Wilko has called in advisers as the company explores cost-cutting and restructuring options in an effort to improve its balance sheet.
The high street retailer, which includes a toy department among both its in store and online offerings, is reportedly seeking cost-cutting and restructuring options right across the business. Advisers from Teneo have been engaged to assess options for the retailer.
Factors including rising inflation, delivery delays, supply challenges and store closures during the Queen’s funeral have all combined to affect Wilko’s business.
Wilko has recently deferred payments to suppliers to protect its cash flow; the company has informed suppliers that bills due to be paid between 11th September and 8th October would be made in the following month.

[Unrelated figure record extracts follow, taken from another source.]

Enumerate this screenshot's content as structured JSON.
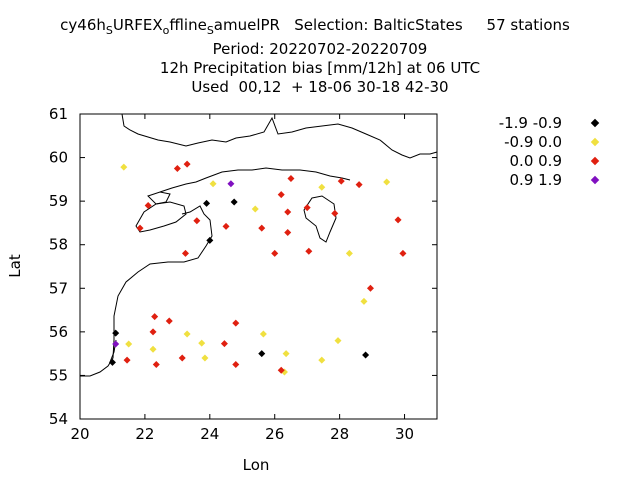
{
  "title": {
    "line1_a": "cy46h",
    "line1_sub1": "S",
    "line1_b": "URFEX",
    "line1_sub2": "o",
    "line1_c": "ffline",
    "line1_sub3": "S",
    "line1_d": "amuelPR   Selection: BalticStates     57 stations",
    "line2": "Period: 20220702-20220709",
    "line3": "12h Precipitation bias [mm/12h] at  06 UTC",
    "line4": "Used  00,12  + 18-06 30-18 42-30"
  },
  "axes": {
    "xlabel": "Lon",
    "ylabel": "Lat",
    "xlim": [
      20,
      31
    ],
    "ylim": [
      54,
      61
    ],
    "xticks": [
      "20",
      "22",
      "24",
      "26",
      "28",
      "30"
    ],
    "yticks": [
      "54",
      "55",
      "56",
      "57",
      "58",
      "59",
      "60",
      "61"
    ]
  },
  "legend": [
    {
      "label": "-1.9 -0.9",
      "color": "#000000"
    },
    {
      "label": "-0.9 0.0",
      "color": "#f0e040"
    },
    {
      "label": "0.0 0.9",
      "color": "#e02010"
    },
    {
      "label": "0.9 1.9",
      "color": "#8010c0"
    }
  ],
  "chart_data": {
    "type": "scatter",
    "xlabel": "Lon",
    "ylabel": "Lat",
    "xlim": [
      20,
      31
    ],
    "ylim": [
      54,
      61
    ],
    "series": [
      {
        "name": "-1.9 -0.9",
        "color": "#000000",
        "points": [
          [
            23.9,
            58.95
          ],
          [
            24.75,
            58.98
          ],
          [
            24.0,
            58.1
          ],
          [
            21.1,
            55.97
          ],
          [
            21.0,
            55.3
          ],
          [
            25.6,
            55.5
          ],
          [
            28.8,
            55.47
          ]
        ]
      },
      {
        "name": "-0.9 0.0",
        "color": "#f0e040",
        "points": [
          [
            21.35,
            59.78
          ],
          [
            24.1,
            59.4
          ],
          [
            25.4,
            58.82
          ],
          [
            27.45,
            59.32
          ],
          [
            29.45,
            59.44
          ],
          [
            28.3,
            57.8
          ],
          [
            28.75,
            56.7
          ],
          [
            21.5,
            55.72
          ],
          [
            22.25,
            55.6
          ],
          [
            23.3,
            55.95
          ],
          [
            23.75,
            55.74
          ],
          [
            23.85,
            55.4
          ],
          [
            25.65,
            55.95
          ],
          [
            26.35,
            55.5
          ],
          [
            26.3,
            55.08
          ],
          [
            27.45,
            55.35
          ],
          [
            27.95,
            55.8
          ]
        ]
      },
      {
        "name": "0.0 0.9",
        "color": "#e02010",
        "points": [
          [
            23.0,
            59.75
          ],
          [
            23.3,
            59.85
          ],
          [
            22.1,
            58.9
          ],
          [
            23.6,
            58.55
          ],
          [
            24.5,
            58.42
          ],
          [
            21.85,
            58.38
          ],
          [
            23.25,
            57.8
          ],
          [
            25.6,
            58.38
          ],
          [
            26.2,
            59.15
          ],
          [
            26.5,
            59.52
          ],
          [
            26.4,
            58.75
          ],
          [
            26.4,
            58.28
          ],
          [
            27.0,
            58.85
          ],
          [
            27.85,
            58.72
          ],
          [
            28.05,
            59.46
          ],
          [
            28.6,
            59.38
          ],
          [
            29.8,
            58.57
          ],
          [
            29.95,
            57.8
          ],
          [
            27.05,
            57.85
          ],
          [
            26.0,
            57.8
          ],
          [
            28.95,
            57.0
          ],
          [
            22.3,
            56.35
          ],
          [
            22.25,
            56.0
          ],
          [
            22.75,
            56.25
          ],
          [
            24.8,
            56.2
          ],
          [
            24.45,
            55.73
          ],
          [
            21.45,
            55.35
          ],
          [
            22.35,
            55.25
          ],
          [
            23.15,
            55.4
          ],
          [
            24.8,
            55.25
          ],
          [
            26.2,
            55.12
          ]
        ]
      },
      {
        "name": "0.9 1.9",
        "color": "#8010c0",
        "points": [
          [
            24.65,
            59.4
          ],
          [
            21.1,
            55.72
          ]
        ]
      }
    ]
  }
}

Wilko has also altered its terms so that suppliers will be paid in a minimum of 60 days, saying that the changes reflect a shift in the wider retail industry standard from monthly payments to every six weeks.
Wilko brought in experts from Interpath Advisory to refinance its £37.5m revolving credit facility earlier this year and has closed 15 stores so far this year.
This was a result of failing to agree more favourable lease terms with existing landlords, and a fresh approach to store locations and formats. At this time, Wilko’s chief executive, Jerome Saint-Marc, commented: “We’ll continue to pull together to make our business better, to secure the future of over 16,000 team members. We apologise to those communities where stores are closing.”